One of the five families is the Norths, who — according to the series’ trailer — purchased their fixer-upper home “sight unseen, based on photos on the Internet,” which led to unanticipated challenges to overcome. Another family, the McAllisters, point out that they’re “desperate for more space in this house,” perfectly understandable give that there are eight children in the family. 

Tiffany Brooks gives homeowners a trio of choices in $50K Three Ways

Tiffany Brooks is certainly no stranger to viewers of HGTV; the winner of the 2013 edition of the network’s “HGTV Design Star” competition, she’s hosted the network’s annual “Smart Home” sweepstakes series for years.

In April 2021, Brooks struck out on her own as star of her own show, “$50K Three Ways.” As the network press release explained, the show’s premise finds Brooks meeting with homeowners who are looking to undertake a renovation within a tight $50,000 budget. She then offers three vastly different concepts, each staying within that strict budgetary confine. “Everyone has a million things in their house they’d like to change, but few people have the budget to fix it all at once, and that’s why they call me,” she said. 

Speaking with the Chicago Tribune, Brooks admitted she’s set the bar high when it comes to her own personal hopes for the long-term future of “$50K Three Ways.” “My dream of all dreams is for it to be a franchise, and for it to be one of HGTV’s most-watched shows in history,” Brooks proclaimed.

Secret Celebrity Renovation showcases the DIY skills of various stars

While HGTV understandably tends to dominate the DIY category on television, by no means is the network the only player in that particular game. Case in point: “Secret Celebrity Renovation,” making its debut July 9, 2021 on CBS. Each episode focuses on a different celebrity, who undertakes an emotionally charged home renovation for a special person whose guidance and mentorship laid the groundwork for that star’s eventual success. 

These dream renovations are performed by the celebs themselves, notes CBS’s announcement, with the help of interior designer Sabrina Soto (of “Trading Spaces” and HGTV’s “The High Low Project”) and TV contractor Jason Cameron of “While You Were Out.”

The first episode features actor-comedian Wayne Brady spearheading a reno for his Aunt Lily.
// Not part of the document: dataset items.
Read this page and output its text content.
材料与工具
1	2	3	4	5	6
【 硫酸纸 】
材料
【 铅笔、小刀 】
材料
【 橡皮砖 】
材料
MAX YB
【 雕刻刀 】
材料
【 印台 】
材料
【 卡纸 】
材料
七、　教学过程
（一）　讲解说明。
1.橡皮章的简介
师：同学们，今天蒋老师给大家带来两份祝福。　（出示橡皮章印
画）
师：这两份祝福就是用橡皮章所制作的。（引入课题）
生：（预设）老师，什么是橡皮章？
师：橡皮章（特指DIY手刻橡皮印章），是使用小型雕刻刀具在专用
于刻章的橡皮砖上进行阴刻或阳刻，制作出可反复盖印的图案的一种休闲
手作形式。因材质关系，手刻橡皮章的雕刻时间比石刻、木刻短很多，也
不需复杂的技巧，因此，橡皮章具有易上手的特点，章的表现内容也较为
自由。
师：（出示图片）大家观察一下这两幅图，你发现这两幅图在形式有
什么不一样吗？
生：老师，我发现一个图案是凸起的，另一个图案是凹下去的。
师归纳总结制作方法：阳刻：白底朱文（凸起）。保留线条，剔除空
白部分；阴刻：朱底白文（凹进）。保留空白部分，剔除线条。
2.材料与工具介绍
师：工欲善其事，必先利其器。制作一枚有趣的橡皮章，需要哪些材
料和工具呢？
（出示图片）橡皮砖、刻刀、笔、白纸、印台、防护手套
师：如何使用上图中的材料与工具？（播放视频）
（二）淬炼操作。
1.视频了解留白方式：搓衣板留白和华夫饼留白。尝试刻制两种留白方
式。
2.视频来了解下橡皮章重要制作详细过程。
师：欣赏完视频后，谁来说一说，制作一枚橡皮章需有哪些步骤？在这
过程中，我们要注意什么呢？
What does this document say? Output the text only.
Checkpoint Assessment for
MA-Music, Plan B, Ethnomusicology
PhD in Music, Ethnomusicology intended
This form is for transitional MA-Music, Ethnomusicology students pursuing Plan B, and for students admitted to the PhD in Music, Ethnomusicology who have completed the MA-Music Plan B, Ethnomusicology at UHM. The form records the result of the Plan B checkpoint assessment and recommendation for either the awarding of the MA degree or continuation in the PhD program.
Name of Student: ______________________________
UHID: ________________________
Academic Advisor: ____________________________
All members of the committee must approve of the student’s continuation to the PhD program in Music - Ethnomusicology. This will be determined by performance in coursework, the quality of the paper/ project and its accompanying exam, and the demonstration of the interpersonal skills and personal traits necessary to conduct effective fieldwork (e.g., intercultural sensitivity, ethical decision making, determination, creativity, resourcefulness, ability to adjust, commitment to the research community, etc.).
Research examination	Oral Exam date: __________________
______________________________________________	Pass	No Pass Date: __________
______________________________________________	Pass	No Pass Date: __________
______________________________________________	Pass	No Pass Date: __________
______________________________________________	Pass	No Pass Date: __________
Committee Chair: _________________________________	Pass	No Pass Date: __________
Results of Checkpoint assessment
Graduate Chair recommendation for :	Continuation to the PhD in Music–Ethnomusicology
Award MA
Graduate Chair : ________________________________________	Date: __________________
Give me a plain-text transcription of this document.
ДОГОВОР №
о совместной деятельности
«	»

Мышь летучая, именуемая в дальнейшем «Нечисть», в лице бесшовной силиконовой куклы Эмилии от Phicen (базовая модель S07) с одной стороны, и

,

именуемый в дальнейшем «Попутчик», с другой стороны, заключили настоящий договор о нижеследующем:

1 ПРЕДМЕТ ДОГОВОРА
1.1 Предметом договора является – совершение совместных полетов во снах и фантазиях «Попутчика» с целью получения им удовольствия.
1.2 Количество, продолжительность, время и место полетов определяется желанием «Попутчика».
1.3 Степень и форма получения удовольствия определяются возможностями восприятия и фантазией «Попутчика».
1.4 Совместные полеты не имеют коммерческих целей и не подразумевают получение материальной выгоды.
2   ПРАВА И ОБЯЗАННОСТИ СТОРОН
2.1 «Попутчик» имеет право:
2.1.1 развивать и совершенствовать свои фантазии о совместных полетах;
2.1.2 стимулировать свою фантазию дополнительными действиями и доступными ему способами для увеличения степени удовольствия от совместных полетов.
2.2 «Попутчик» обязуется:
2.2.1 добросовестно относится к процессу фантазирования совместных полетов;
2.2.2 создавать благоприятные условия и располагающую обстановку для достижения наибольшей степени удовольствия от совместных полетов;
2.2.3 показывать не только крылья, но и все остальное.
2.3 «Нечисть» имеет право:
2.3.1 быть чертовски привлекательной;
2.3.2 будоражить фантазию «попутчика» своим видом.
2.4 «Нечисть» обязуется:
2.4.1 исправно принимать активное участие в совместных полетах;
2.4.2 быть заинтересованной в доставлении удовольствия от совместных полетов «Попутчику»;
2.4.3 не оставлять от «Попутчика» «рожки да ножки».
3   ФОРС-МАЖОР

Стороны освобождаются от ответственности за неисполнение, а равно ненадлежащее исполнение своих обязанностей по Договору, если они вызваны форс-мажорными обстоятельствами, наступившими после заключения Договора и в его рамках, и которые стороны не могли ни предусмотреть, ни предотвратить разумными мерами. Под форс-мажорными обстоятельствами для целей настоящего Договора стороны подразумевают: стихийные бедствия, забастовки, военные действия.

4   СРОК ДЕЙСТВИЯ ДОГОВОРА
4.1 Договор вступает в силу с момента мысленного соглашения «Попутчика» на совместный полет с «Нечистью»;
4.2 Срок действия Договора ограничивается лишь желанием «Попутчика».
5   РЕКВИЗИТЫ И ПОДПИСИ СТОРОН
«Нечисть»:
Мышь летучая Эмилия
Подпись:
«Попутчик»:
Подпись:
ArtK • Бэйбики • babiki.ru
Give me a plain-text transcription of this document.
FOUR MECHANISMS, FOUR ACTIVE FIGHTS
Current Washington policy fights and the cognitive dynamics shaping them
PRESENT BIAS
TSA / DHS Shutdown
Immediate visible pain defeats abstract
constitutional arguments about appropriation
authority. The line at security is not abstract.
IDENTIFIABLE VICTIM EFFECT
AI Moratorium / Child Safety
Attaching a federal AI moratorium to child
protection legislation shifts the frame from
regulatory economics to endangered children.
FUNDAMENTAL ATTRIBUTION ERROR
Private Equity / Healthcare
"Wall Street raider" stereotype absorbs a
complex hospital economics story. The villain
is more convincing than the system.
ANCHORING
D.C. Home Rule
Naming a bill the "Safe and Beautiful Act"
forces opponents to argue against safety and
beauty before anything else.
Other celebs participating in the first season include: singer and former “American Idol” judge Paula Abdul; singer-songwriter Lauren Alaina; former NFL star and CBS sports analyst Boomer Esiason; singer and TV host Eve; former “Modern Family” star Jesse Tyler Ferguson; “Survivor” winner “Boston” Rob Mariano; Phoenix Suns player Chris Paul; singer Anthony Ramos; and NFL legend Emmitt Smith.

The best upcoming 2021 DIY shows to look out for

Fans of DIY shows have plenty to look forward to throughout the rest of 2021, and a press release from HGTV lists the array of new shows coming up. For example, “Divide and Design” follows sisters Courtney Robinson and Leslie Antonoff as they assist homeowners reinventing “struggle spaces,” with Robinson renovating the space while Antonoff shows them how to undertake their own DIY projects for a fraction of what they’d pay a professional. 

Also on the horizon is “Fresh Starter,” with design team (and real-life spouses) Austin Coleman and Raisa Kuddus undertaking custom-designed renovations for “awkward spaces” under restrictive budgets. Another husband-and-wife team is featured in upcoming series “Cabin Crew,” in which Ben and Loana Sargent transform run-down Vermont cabins and cottages into “stylish, cozy escapes.”

Then there’s “Unfinished Business,” featuring builder Tom Reber helping deserving families complete DIY projects in their homes that they started but have been left to languish. Finally, “Save This House” will introduce viewers to the team of carpenter Rich Soares, designer Jen Macdonald and history enthusiast Mike Lemieux, who team up to renovate historic properties in Plymouth, Massachusetts — described as “one of America’s first hometowns” — that are at risk of being demolished.